Postmodern Culture

Everything you want to know about postmodernism, postmodernity, and postmodern culture. Your guide to achieving postmodern literacy from The Notorious Dr. Rog and the class of ENG 335 at Rollins College.

Tuesday, November 14, 2006

AS Cixous

Today, while receiving security clearance for my Department of Defense Contractor identification card, I saw this poster hanging on the wall behind the male military officer processing my clearance:

http://imagecache2.allposters.com/images/pic/CORIH/NA002240-COR-11_14~Gee-I-Wish-I-Were-a-Man-I-d-Join-the-Navy-Recruitment-Posters.jpg

I thought two things: Cixous and field-day. I’ll leave aside the obvious subjection of femininity and equality...okay, I won’t....“I wish I were a man”???? Come again? This recruitment poster is saying the exact opposite. Little girl does not want to be a man, let alone a soldier. The cross-dressed woman’s coy, kittenish pose is the exact opposite of a typical erect military bearing. The US Navy sells the idea that women wish they could have the honor of being male for the honor of being military soldiers. Yet the underlying message, of course, is that men are the only ones who can “do it.” Men are the honored, the privileged, and the capable. And look at this enticing girl peeking over her shoulder, pelvis thrust out, playing dress-up – just look at what big, burly men have to protect. Isn’t she adorable? So sign up and save the little gal, it’s not like she can even lift a gun.

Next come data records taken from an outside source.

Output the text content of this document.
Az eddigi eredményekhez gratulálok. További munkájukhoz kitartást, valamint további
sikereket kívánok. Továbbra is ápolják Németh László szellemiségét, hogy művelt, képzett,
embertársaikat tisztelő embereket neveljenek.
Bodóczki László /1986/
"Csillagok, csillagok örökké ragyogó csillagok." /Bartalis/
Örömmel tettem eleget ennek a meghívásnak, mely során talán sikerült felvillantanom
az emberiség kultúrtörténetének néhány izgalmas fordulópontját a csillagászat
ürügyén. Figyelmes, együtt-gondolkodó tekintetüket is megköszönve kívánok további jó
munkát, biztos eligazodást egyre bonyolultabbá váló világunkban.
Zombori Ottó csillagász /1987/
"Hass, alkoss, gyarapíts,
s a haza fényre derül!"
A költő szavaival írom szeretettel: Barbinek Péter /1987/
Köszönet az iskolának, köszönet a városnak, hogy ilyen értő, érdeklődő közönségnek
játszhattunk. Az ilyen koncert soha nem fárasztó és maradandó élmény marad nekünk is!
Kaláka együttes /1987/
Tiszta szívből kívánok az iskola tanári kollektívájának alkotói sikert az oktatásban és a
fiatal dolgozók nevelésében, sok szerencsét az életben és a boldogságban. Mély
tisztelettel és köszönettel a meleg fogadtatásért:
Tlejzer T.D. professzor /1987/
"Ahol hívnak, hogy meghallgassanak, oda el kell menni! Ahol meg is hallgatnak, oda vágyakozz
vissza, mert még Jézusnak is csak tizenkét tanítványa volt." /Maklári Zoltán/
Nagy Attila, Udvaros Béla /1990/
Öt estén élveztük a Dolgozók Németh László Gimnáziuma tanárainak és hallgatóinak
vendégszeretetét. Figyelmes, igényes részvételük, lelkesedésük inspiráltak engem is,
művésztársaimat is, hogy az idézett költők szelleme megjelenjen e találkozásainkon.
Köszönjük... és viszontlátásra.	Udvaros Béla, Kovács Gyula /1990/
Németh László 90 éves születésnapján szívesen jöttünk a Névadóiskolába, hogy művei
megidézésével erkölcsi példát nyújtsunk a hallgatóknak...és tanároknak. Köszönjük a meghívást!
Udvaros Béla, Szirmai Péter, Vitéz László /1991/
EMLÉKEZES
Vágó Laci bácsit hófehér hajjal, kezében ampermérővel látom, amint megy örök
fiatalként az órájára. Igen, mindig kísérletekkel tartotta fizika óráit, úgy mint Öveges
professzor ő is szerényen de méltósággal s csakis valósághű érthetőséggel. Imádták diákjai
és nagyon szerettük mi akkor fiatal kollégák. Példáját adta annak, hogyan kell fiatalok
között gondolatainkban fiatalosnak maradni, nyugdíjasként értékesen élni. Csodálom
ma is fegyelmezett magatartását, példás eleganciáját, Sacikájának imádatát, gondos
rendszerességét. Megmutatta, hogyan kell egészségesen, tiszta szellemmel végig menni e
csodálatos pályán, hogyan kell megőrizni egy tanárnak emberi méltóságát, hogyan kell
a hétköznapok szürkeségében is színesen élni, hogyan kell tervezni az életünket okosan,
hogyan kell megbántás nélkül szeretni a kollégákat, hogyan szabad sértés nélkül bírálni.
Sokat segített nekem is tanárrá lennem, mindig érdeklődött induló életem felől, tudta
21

On a more positive note, this poster does more than just rile my feminine feathers; it also promotes Cixous’ idea that for a woman “becoming-woman, she has not erased the bisexuality latent in the girl as in the boy” (160). You would rarely see, and usually for humor only, a man dressed in women’s clothing in an advertisement. And never in a military advertisement. Men are men -- even meterosexuals make sure it is known that they are “NOT gay.” Girl stuff belongs to girls only, there’s no room for the female in male (as evident by the words – female incorporates the masculine root, whereas male stands alone). Here, woman is dressed as man, stating a desire to be a man, in an ad that stylistically supports Cixous’ definition of bisexuality as the incorporation of the other. The woman embraces with her physical stance her femininity, while proclaiming a plausible longing for otherness. The recruitment poster annoys me because – big shocker -- I don’t have penis envy. But I can appreciate how it supports the notion that fluidity of other and self is more readily available within the female gender. At least I’m not blatantly expected to suck it up and “Be a man and do it.”